A former Cub Scout, Boy Scout and an Eagle Scout whose names and faces are familiar around Gainesville were honored Tuesday night for their work in the community.
The Boy Scouts of America’s Northeast Georgia Council held its annual Gainesville American Values Dinner at the Chattahoochee Country Club. The dinner honored the Rev. Bill Coates, senior pastor at Gainesville First Baptist Church; Mike Giles, president of the Georgia Poultry Federation; and Dr. Dan Winston, heart surgeon at Northeast Georgia Medical Center.
All three men were awarded the Ralph Cleveland Distinguished Citizen Awards.
“Scouting teaches values such as respect, responsibility, reverence and self-reliance,” said Philip Wilheit, president of Wilheit Packaging in Gainesville and emcee of the evening’s events. “I think it speaks volumes about scouting, that some of Gainesville and Hall County’s best were once one of them.”
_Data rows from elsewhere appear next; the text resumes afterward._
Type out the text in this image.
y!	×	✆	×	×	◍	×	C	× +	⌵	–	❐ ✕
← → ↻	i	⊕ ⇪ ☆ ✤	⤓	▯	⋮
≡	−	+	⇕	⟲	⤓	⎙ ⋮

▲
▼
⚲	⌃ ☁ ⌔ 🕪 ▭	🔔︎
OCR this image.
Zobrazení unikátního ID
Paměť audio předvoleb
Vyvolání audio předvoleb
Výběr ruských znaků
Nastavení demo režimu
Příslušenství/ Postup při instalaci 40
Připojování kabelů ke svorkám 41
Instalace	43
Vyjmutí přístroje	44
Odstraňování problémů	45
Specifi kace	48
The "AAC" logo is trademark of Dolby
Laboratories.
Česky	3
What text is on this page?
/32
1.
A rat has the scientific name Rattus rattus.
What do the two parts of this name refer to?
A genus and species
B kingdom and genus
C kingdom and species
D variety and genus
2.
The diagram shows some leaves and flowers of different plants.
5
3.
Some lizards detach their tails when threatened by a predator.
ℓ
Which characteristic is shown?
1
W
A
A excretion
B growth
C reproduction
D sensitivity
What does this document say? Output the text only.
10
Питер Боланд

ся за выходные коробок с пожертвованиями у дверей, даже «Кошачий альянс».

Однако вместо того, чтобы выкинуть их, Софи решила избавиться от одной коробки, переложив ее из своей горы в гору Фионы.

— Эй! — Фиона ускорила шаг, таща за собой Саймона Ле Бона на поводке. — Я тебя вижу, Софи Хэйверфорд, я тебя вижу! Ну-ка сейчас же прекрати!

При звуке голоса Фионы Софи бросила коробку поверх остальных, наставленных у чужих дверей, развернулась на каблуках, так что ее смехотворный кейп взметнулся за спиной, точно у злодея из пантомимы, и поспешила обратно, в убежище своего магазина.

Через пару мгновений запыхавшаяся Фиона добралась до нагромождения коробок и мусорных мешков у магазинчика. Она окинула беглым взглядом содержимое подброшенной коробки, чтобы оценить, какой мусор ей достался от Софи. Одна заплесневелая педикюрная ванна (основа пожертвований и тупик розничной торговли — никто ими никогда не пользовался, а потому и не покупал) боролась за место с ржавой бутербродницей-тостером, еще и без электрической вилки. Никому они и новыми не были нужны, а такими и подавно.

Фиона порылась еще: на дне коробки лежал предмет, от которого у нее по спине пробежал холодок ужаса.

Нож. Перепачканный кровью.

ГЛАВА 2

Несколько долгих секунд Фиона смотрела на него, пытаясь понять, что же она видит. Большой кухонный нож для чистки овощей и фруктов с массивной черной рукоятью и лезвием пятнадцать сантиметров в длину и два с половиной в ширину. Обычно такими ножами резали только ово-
Coates was recognized by Dr. Trevor Hooper for his years of hard work through First Baptist and a number of local and state organizations, including Good News Clinics, Habitat for Humanity of Hall County and the Governor’s Board for Faith and Community Alliance.
“His service to Gainesville and Hall County go beyond his duties as the shepherd of the flock at First Baptist Church,” Hooper said.
Abit Massey spoke in recognition of Giles and his work for the poultry industry and all agriculture in the state. Massey said Giles has “gone far beyond what is expected of a person in his position.”
“He’s done a superb job in all capacities,” Massey said. “He lives the scout law and the scout motto.”
Dr. Jeff Marshall recognized Winston, calling him “one of the best doctors, I think, in America.”
Marshall said Winston’s work as a cardiovascular and thoracic surgeon in North Georgia has saved countless lives. He said when his own parents needed bypass surgery, Winston was the one he called.
“The Boy Scouts are a phenomenal organization,” Winston said as he accepted his award. “I can’t say enough about the Boy Scouts. Every interview I’ve ever gone to, they’ve look at my resume and seen I was an Eagle Scout, and it’s always been mentioned as a very good organization.”
Winston, Coates and Giles expressed their gratitude to those present for the recognition.
“To share this honor tonight with people like Dan Winston and Mike Giles makes the honor even greater for me,” Coates said.
Superior Court Judge Jason Deal was the keynote speaker Tuesday night. He commended the three honorees and share a little information about the Hall County Drug Court program. He told of five men whose lives were changed because of the program, which offers an alternative to incarceration that helps participants get clean and sober.
“Prison doesn’t solve addiction,” Deal said.
Instead, drug court teaches values, virtues, goal-setting and good citizenship, which is much like the values taught through scouting, he said.
One of the five men whose story Deal shared was an Eagle Scout, Deal said. Now a graduate of drug court, he runs a residential drug treatment program for young men in Hall County.
“I believe, if we have more children involved in things like Scouts, we won’t have so many people come before me in court,” Deal said.